Nostalgias penduradas num 3º andar

09:07

De novo, o cair da água na fonte a prevalecer sobre o ruído dos carros, que vão passando com menos regularidade. São seis da manhã ou pouco faltará… Não há ainda muita luz. Em breve, será o princípio de mais um dia de trabalho para quem mora na porta em frente. Para mim, sinónimo de poucas horas de descanso.

A praceta vazia, com as luzes pálidas dos candeeiros. A rua estreita, de pessoas desconfiadas e com pressa. Já tinha saudades encaixilhadas disto… Da varanda, vejo quem passa lá baixo.
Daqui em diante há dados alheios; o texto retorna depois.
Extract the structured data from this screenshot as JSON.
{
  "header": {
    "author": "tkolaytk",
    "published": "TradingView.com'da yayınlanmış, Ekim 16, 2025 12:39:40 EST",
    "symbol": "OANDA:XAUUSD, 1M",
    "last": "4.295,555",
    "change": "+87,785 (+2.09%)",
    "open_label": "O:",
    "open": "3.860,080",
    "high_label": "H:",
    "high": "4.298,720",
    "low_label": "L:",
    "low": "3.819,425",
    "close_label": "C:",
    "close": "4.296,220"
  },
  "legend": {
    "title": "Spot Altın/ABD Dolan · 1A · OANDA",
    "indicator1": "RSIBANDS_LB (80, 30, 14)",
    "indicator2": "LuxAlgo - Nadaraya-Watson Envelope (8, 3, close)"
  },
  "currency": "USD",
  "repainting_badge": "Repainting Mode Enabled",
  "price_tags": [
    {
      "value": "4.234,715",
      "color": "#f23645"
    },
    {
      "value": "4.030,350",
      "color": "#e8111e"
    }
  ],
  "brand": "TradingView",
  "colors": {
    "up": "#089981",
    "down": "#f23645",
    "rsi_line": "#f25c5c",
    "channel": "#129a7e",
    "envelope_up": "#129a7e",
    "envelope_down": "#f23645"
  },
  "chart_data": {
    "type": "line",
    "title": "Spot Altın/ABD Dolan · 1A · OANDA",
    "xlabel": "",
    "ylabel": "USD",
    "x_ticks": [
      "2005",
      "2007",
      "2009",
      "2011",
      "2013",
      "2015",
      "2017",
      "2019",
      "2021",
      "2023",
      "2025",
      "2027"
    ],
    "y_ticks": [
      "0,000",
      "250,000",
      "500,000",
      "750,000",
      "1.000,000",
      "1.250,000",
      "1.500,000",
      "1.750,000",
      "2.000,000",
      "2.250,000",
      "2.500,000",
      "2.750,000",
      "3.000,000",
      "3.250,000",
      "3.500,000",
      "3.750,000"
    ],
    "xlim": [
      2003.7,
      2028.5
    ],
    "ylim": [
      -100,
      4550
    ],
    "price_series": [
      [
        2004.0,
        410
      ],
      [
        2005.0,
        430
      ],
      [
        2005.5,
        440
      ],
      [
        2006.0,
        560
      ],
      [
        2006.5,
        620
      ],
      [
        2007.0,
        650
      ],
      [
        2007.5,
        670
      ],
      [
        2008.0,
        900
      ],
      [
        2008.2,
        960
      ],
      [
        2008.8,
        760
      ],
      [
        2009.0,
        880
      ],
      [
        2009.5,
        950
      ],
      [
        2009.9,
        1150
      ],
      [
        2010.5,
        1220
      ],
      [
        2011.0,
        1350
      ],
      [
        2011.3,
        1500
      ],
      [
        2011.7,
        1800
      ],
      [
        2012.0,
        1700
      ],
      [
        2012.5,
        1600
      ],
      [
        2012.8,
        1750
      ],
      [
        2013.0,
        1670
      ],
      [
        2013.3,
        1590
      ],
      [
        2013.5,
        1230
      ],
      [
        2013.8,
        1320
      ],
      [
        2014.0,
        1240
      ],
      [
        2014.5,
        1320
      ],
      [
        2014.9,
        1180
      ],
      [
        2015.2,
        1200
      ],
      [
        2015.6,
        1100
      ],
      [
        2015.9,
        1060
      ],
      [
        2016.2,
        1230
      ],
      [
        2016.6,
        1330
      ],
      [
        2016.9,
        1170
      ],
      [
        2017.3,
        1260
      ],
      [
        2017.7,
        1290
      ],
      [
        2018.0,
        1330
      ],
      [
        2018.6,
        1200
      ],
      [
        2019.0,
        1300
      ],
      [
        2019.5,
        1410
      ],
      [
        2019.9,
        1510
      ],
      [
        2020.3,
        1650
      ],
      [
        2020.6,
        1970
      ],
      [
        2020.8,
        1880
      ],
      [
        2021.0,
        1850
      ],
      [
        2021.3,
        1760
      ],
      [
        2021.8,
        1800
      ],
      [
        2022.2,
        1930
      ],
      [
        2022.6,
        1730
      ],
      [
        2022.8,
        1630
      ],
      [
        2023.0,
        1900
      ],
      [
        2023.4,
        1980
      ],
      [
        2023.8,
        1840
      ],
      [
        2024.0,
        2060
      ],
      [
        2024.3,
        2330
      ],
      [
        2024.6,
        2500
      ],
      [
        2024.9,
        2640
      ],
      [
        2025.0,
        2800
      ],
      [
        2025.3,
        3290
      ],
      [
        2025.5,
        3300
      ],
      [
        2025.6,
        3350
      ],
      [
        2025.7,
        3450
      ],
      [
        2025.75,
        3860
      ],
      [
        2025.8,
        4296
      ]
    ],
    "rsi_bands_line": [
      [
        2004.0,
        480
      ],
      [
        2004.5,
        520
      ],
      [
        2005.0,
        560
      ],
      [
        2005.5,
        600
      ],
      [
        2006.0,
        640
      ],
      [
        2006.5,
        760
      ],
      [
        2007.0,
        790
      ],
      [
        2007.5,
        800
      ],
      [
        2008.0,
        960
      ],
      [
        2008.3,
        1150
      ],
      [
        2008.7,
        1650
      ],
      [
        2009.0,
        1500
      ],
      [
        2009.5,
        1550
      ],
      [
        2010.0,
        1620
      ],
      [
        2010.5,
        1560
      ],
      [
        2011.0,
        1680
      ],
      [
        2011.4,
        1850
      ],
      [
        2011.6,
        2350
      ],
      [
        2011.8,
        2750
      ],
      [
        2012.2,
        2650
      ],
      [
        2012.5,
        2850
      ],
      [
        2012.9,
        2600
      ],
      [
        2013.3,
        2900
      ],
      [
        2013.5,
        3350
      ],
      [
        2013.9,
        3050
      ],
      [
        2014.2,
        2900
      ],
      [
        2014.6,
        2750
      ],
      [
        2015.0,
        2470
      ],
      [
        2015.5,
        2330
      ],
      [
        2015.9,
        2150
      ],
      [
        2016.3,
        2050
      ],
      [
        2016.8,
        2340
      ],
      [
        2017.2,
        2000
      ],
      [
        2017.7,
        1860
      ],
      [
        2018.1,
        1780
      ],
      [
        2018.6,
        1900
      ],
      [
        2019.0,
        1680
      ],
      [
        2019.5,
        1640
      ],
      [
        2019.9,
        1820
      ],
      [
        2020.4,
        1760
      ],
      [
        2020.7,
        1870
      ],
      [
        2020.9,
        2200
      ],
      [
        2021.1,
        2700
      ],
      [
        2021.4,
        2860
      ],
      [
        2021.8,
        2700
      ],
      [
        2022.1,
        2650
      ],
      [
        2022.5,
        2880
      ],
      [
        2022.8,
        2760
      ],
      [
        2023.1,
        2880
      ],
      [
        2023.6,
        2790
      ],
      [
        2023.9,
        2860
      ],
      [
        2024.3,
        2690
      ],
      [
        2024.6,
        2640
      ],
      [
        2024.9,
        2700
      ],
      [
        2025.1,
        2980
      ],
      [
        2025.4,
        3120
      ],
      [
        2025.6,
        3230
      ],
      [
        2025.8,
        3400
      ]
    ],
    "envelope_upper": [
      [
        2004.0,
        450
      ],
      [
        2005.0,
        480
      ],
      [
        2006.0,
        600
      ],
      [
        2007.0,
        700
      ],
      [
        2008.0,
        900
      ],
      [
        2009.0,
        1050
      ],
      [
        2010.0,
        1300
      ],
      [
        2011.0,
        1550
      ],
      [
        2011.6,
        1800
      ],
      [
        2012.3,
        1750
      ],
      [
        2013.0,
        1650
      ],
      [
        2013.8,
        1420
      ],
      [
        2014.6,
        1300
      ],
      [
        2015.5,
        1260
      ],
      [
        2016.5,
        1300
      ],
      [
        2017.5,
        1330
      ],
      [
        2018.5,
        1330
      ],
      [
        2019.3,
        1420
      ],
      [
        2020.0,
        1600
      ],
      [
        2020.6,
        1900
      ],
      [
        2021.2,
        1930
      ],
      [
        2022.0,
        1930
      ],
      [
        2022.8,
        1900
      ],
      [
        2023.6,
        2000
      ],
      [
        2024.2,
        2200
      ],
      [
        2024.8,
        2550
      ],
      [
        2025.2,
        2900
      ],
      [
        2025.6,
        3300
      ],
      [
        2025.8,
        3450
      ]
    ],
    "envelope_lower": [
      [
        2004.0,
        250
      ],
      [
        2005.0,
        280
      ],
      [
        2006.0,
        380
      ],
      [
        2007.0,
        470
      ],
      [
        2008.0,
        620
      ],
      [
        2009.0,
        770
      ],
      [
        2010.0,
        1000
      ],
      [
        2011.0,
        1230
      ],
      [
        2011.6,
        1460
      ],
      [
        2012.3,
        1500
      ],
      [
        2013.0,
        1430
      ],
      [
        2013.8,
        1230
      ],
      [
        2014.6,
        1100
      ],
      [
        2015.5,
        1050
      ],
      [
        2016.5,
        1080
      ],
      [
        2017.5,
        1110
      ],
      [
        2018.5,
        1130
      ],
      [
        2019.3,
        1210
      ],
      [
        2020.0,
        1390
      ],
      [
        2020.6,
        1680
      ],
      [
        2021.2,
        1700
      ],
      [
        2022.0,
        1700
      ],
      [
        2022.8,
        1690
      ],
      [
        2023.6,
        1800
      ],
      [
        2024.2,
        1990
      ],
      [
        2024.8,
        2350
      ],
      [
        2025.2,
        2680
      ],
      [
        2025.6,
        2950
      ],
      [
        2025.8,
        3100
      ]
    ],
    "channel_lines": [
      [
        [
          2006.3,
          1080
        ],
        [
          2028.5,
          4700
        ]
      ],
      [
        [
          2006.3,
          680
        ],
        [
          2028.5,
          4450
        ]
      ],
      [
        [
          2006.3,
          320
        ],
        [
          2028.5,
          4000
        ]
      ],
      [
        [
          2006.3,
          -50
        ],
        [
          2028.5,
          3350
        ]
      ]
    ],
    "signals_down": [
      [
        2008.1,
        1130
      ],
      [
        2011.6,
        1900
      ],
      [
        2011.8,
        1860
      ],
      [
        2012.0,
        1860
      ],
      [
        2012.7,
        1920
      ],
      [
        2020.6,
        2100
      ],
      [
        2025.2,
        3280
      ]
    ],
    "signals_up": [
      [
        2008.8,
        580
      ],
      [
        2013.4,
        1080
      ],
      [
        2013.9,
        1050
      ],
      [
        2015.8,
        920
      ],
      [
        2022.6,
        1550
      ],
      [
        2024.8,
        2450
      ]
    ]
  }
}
Observo as janelas fechadas, as cortinas desviadas, os rafeiros que se aproximam do lixo. Fora a rua, também a casa está calma. Já não é a minha, embora a tente sentir como se fosse. Mas a verdade é que ela já não me pertence. Não foram estas as paredes que me fizeram companhia, que testemunharam lágrimas e gargalhadas, que absorveram os silêncios e ecoaram as alegrias.

Hoje percebi que já não pertenço a este lugar. Apesar de sempre me ter recusado a admitir, muito ficou dele em mim. A quietude da casa só para mim… Serenada com o silêncio abismal entre os meus pensamentos cheios e as minhas intenções vãs.

Noites e noites pela madrugada fora. Sem pressas. Apenas com o vagar das insónias desejadas. Mas hoje, neste terceiro andar, sei que não voltarei. A certeza enraíze-se na impossibilidade de conduzir expectativas para becos sem saída.

No último dia, arrumei livros, esferográficas, fotografias, papéis, roupas e outros objectos pessoais que enchiam a casa, e senti uma tristeza por ter que partir. Assustei-me, mas compreendi que, inevitavelmente, quis durante muito tempo partir, e desejei tanto que muitas vezes não questionei porquê.

Da varanda deste terceiro andar vejo um pedaço da minha, e entro em casa, vejo as paredes vazias e sem fragmentos delas em mim.